Chine McDonald - 19/11/2024
Thought for the Day
Good morning,
For those not glued to such things, over the weekend Miss Nigeria narrowly missed out on being crowned Miss Universe, losing out to Miss Denmark.
There’s something anachronistic, and in my opinion vacuous and sexist, about beauty contests, but I was drawn to the headlines about this one because Miss Nigeria – Chidimma Adetshina – bears a name from the same ethnic group as my own – the Igbos of south-eastern Nigeria.
It also caught my eye because over the weekend, my family and friends gathered for an elaborate traditional Igbo wedding to mark my youngest sister getting married. Two hundred people wearing bright fabrics with shimmering gold sequins and prints, with headties and coral beads. A celebration of Nigerian culture, in the middle of Hampshire.

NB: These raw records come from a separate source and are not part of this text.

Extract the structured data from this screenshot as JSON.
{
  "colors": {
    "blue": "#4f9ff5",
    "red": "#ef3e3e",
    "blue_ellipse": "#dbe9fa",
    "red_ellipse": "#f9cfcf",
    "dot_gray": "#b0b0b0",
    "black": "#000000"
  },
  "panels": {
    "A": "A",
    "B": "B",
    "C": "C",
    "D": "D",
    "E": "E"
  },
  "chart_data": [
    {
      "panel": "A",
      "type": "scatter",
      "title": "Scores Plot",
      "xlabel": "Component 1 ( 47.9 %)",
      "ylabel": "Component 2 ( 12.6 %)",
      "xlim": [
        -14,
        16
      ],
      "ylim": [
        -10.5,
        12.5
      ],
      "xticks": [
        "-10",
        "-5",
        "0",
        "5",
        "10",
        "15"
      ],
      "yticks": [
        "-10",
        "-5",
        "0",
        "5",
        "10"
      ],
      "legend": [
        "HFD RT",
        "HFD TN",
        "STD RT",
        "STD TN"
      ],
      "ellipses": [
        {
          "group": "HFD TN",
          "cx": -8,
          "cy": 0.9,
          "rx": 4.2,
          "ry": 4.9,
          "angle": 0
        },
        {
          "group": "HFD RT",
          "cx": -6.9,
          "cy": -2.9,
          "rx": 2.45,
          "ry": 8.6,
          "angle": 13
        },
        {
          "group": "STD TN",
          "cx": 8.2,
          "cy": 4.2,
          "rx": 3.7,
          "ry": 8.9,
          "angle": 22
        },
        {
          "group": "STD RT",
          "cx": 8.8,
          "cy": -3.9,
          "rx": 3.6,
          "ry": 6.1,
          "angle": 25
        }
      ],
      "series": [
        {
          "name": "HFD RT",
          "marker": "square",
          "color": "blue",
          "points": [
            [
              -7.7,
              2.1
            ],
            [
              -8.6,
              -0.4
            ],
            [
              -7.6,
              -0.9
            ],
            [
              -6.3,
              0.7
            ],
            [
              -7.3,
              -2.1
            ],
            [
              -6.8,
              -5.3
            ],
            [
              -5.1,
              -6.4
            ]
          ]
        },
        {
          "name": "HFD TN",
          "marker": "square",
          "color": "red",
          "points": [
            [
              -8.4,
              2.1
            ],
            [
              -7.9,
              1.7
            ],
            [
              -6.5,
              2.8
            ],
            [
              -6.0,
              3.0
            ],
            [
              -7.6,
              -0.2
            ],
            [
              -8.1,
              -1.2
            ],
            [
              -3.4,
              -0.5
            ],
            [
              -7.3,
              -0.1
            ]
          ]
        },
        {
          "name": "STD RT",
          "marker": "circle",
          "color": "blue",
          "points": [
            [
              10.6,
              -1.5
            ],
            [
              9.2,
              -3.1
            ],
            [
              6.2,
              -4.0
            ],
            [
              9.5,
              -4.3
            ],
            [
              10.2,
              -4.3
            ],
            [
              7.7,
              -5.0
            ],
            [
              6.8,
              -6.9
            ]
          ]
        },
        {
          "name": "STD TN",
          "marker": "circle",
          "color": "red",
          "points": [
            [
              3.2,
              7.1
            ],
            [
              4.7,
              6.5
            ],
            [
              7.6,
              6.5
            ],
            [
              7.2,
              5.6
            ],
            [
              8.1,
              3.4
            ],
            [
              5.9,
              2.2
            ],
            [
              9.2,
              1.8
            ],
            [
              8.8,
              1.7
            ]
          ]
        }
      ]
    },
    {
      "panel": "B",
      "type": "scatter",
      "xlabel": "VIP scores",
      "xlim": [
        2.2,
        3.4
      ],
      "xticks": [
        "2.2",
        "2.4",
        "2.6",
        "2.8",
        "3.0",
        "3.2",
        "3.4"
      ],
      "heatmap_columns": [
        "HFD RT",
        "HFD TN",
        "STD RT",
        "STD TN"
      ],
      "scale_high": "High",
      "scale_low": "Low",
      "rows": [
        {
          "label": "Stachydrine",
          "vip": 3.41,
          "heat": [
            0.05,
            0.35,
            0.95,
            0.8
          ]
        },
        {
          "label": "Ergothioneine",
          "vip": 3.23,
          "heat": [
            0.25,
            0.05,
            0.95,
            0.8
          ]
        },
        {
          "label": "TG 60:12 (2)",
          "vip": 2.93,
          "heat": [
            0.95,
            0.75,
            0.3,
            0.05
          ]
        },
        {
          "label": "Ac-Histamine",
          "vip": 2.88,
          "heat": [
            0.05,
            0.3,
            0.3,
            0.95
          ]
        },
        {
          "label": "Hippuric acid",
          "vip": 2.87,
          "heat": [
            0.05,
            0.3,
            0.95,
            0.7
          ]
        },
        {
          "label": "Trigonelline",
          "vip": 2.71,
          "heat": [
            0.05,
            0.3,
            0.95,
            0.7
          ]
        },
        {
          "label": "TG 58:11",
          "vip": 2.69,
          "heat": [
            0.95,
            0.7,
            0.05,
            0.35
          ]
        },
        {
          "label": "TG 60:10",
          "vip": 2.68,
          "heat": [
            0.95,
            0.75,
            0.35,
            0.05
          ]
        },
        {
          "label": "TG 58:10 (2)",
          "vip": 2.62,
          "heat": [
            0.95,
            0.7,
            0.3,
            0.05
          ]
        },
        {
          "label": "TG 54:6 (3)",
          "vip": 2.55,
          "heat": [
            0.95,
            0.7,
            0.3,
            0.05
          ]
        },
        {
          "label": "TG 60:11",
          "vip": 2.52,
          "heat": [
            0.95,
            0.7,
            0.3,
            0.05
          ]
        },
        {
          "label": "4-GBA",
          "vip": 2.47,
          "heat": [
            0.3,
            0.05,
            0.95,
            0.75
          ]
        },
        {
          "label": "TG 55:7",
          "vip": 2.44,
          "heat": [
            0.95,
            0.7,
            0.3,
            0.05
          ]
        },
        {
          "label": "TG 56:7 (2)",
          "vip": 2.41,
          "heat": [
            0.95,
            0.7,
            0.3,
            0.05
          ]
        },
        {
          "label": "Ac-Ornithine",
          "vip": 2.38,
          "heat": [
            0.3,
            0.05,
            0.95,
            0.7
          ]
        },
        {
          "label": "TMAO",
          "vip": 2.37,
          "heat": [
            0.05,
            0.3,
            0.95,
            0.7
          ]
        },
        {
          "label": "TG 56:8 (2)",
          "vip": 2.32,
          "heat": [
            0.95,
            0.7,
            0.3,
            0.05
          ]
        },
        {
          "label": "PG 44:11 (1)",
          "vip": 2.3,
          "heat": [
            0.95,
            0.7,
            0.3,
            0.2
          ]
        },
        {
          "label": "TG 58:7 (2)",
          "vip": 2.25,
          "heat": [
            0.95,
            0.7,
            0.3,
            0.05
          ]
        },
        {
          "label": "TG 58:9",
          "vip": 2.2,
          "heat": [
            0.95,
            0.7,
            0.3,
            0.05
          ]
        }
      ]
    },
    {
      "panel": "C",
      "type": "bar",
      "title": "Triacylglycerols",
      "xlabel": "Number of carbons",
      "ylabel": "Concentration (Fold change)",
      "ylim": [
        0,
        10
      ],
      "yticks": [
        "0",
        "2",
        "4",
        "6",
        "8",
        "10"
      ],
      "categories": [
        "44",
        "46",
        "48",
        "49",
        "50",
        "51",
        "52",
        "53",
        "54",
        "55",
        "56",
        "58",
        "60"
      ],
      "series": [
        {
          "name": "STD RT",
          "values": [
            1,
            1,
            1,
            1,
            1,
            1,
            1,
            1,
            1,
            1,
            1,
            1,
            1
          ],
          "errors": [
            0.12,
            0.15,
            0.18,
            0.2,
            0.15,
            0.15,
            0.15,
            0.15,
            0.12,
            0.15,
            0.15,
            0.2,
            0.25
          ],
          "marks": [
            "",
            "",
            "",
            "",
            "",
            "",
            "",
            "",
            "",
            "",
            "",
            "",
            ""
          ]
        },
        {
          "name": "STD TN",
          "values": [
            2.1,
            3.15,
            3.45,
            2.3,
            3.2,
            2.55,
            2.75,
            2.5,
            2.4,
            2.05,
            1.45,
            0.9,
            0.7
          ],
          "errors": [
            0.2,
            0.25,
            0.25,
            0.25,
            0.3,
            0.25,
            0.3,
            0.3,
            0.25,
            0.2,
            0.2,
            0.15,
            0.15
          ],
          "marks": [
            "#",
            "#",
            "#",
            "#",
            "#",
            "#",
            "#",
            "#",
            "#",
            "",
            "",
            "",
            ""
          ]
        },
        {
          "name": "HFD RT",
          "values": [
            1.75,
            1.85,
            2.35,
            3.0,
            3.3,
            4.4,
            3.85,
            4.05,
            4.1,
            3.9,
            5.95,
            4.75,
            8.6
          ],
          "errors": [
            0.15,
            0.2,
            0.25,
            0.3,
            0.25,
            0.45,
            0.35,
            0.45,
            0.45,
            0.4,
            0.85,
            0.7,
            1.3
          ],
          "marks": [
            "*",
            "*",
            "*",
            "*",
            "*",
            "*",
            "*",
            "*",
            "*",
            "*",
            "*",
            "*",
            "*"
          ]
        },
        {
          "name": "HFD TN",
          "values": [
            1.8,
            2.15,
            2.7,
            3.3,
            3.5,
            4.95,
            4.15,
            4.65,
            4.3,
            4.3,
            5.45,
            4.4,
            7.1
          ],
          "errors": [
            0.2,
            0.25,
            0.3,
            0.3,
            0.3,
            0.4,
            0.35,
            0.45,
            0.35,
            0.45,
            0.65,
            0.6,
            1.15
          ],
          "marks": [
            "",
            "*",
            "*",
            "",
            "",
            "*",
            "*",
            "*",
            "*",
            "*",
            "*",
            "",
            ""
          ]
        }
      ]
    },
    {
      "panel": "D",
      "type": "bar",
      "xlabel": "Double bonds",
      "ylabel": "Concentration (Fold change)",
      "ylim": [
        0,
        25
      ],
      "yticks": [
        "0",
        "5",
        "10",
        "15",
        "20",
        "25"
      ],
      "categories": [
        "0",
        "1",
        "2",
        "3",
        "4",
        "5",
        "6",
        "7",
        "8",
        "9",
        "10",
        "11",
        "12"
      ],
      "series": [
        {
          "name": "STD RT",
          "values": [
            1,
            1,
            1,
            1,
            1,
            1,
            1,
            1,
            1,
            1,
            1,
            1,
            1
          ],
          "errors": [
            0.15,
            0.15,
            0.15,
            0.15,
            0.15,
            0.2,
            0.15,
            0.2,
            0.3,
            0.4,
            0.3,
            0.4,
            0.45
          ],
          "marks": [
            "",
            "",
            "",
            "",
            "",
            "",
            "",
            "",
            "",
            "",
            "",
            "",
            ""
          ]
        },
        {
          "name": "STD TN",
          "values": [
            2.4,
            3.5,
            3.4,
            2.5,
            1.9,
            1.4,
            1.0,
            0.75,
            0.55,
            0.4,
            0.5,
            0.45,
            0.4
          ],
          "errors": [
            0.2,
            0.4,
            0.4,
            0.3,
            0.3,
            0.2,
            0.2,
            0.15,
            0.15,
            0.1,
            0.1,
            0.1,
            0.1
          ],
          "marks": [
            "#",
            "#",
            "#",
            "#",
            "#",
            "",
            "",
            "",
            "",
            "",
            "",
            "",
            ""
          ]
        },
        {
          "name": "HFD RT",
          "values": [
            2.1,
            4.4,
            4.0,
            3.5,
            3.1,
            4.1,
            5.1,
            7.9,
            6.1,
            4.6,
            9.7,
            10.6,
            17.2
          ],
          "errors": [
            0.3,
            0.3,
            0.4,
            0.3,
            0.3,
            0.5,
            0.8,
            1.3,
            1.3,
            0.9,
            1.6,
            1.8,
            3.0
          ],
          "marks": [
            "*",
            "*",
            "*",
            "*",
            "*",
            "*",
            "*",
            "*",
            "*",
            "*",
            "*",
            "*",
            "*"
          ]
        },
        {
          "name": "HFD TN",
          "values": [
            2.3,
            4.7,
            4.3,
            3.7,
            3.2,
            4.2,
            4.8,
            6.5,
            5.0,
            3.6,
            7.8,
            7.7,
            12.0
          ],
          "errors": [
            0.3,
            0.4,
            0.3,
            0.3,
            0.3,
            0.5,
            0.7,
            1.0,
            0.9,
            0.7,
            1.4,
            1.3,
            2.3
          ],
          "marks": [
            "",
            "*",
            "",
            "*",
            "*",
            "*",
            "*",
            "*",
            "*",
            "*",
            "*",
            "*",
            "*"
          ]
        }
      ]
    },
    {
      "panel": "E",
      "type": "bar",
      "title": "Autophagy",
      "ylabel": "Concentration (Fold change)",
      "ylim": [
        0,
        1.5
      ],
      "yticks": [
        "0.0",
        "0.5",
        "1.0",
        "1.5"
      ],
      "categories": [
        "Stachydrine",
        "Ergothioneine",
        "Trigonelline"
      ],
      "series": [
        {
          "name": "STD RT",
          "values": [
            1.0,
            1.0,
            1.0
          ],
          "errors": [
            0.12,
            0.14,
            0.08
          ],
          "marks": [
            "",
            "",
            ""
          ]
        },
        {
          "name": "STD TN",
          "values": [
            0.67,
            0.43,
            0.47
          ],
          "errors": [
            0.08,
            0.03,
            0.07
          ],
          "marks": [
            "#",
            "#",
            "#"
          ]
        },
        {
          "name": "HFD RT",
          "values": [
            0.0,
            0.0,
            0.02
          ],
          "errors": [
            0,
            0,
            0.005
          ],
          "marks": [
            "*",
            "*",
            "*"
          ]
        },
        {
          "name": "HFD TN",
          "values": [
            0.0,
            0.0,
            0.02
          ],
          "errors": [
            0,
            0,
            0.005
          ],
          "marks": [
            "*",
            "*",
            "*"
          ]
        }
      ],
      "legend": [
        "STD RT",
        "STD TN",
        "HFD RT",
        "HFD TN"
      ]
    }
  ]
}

Our culture was also celebrated during the Miss Universe competition, with Adetshina sporting a headpiece – crafted with more than 10,000 coral pearls, cowrie shells, stones and feathers. Honouring the traditions, cultures and spirit of Nigeria, it’s intended to be a vibrant symbol of unity.
The headpiece is called an Njikoka – taken from the Igbo word that means ‘unity is better or unity is best’.
These positive symbols of unity – both the headpiece and my sister’s wedding celebration – get to the heart of the intention described in the gospels, where Jesus tells the story of a king who throws a wedding banquet for his child as a way of describing what the Kingdom of God is like. Everyone’s invited – he sends his servants out compelling people to come, irrespective of their differences.
The book of Ephesians too speaks of the good news of Christ as signalling the breaking down of what’s described as the ‘dividing wall of hostility’ – a wall that separates and fragments and divides.
The early Church in many ways reflected this unity – people from different backgrounds coming together. But in many ways it was also like our culture today – fractured, isolated, polarised.
My sister’s Nigerian wedding was a feast for the eyes and the belly. It represented a fusion of cultures – a melting pot of different identities, languages, nations and dance moves. Guests came from London and Lagos and Leeds.
For a few hours we were able to forget that outside – both in the UK and in Nigeria – the world isn’t always a place where we come together despite our differences. Beauty contests and dancefloors feel a long way from climate catastrophe, riots and death tolls.
But maybe there’s something special in recognising that in these pockets of forgetting, there’s a way of seeing things differently, even if just for a few hours.
And maybe one antidote to existential dread and anxiety, conflict and polarisation that we should embrace from time to time is … a whopping great big party.